Une volonté de réforme du gouvernement
Dans une déclaration transmise au Nelson Star, la ministre de l’Agriculture et de l’Alimentation, Lana Popham, a reconnu la nécessité de réformer le système fiscal pour soutenir le secteur de la bière artisanale. La ministre indique que la révision de la politique de taxation a été entamée en 2024, mais qu’elle a été suspendue temporairement en raison des nouveaux droits imposés par les États-Unis. La ministre a assuré que cette revue serait reprise prochainement.
Les défis actuels du secteur
« La période que traverse notre secteur est particulièrement difficile, notamment à cause de problèmes dans la chaîne d’approvisionnement liés aux droits de douane américains, de la concurrence accrue, de la hausse des coûts, et d’une tendance à la baisse dans la consommation », reconnaît Popham.
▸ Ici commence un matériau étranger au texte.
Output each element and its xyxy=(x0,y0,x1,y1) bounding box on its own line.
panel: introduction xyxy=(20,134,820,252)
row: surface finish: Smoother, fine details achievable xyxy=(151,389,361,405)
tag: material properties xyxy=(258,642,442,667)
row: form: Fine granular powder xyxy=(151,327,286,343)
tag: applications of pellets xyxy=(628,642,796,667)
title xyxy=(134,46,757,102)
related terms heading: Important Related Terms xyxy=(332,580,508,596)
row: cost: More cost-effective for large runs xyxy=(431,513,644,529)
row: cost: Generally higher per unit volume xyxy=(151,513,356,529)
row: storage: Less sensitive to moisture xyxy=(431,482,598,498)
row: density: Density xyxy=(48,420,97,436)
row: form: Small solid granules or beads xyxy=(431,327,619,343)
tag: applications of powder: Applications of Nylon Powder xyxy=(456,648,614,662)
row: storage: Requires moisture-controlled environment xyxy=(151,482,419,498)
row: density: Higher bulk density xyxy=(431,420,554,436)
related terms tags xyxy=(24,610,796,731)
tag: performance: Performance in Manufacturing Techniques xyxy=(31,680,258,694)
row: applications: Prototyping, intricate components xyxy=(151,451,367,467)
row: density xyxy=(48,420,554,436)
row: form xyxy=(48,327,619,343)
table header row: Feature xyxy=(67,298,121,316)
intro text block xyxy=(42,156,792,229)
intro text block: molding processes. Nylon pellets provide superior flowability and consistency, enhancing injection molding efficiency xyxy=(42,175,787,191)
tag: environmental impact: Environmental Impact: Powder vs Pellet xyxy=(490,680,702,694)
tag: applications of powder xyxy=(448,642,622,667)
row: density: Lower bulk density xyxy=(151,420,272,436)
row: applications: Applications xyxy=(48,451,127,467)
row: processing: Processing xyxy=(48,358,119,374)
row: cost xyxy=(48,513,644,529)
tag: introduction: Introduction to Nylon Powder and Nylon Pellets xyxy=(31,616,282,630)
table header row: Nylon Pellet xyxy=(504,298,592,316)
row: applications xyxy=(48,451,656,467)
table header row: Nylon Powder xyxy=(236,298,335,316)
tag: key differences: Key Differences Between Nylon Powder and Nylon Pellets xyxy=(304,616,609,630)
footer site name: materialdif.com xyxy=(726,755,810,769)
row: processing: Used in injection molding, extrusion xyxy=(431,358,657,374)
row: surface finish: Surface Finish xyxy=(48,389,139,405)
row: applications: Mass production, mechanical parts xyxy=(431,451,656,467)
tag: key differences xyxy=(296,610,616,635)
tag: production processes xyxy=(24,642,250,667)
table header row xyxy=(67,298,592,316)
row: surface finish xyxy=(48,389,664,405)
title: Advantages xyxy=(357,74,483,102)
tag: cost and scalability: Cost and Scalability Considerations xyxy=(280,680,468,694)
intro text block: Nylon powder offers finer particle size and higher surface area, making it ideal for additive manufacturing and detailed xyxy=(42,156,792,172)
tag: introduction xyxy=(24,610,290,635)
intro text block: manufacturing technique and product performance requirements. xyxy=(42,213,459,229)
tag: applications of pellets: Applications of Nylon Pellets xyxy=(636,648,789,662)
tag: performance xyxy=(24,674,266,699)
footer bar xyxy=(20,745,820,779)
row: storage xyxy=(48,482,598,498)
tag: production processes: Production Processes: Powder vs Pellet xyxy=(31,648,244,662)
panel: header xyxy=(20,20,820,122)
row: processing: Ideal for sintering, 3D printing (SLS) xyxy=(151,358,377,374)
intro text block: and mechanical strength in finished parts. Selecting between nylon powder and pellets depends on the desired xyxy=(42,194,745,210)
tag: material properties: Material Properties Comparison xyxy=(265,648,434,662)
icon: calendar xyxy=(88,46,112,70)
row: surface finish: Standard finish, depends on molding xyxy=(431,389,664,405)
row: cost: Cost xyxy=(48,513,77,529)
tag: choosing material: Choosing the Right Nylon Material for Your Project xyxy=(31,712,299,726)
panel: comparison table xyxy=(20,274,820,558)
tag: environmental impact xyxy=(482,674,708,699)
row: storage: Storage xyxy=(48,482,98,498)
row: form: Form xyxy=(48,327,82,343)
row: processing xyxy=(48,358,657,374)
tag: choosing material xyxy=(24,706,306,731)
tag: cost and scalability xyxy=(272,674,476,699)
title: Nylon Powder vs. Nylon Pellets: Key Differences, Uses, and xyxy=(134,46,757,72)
Elle précise également que le gouvernement surveille attentivement la structure de taxation pour qu’elle reflète mieux la réalité économique actuelle. La ministre a promis que le secteur bénéficierait d’un soutien continu pour assurer sa pérennité à long terme.
Une perspective d’allégement fiscal
Walker affirme que si la réforme fiscale permettait d’établir un système neutre en termes de revenus, la Nelson Brewing Company économiserait environ 70 % de ses taxes actuelles. Selon elle, ces économies pourraient être réinvesties dans la croissance de l’entreprise et dans la communauté locale.
Une nécessité d’embaucher plus pour soutenir la croissance
« Cela nous permettrait de recruter davantage de personnel afin de suivre le rythme de notre développement et d’atteindre notre plein potentiel », conclut-elle. La possibilité de bénéficier d’un système fiscal plus équitable apparaît donc comme une étape essentielle pour l’avenir de Nelson Brewing Company et du secteur brassicole artisanal en Colombie-Britannique.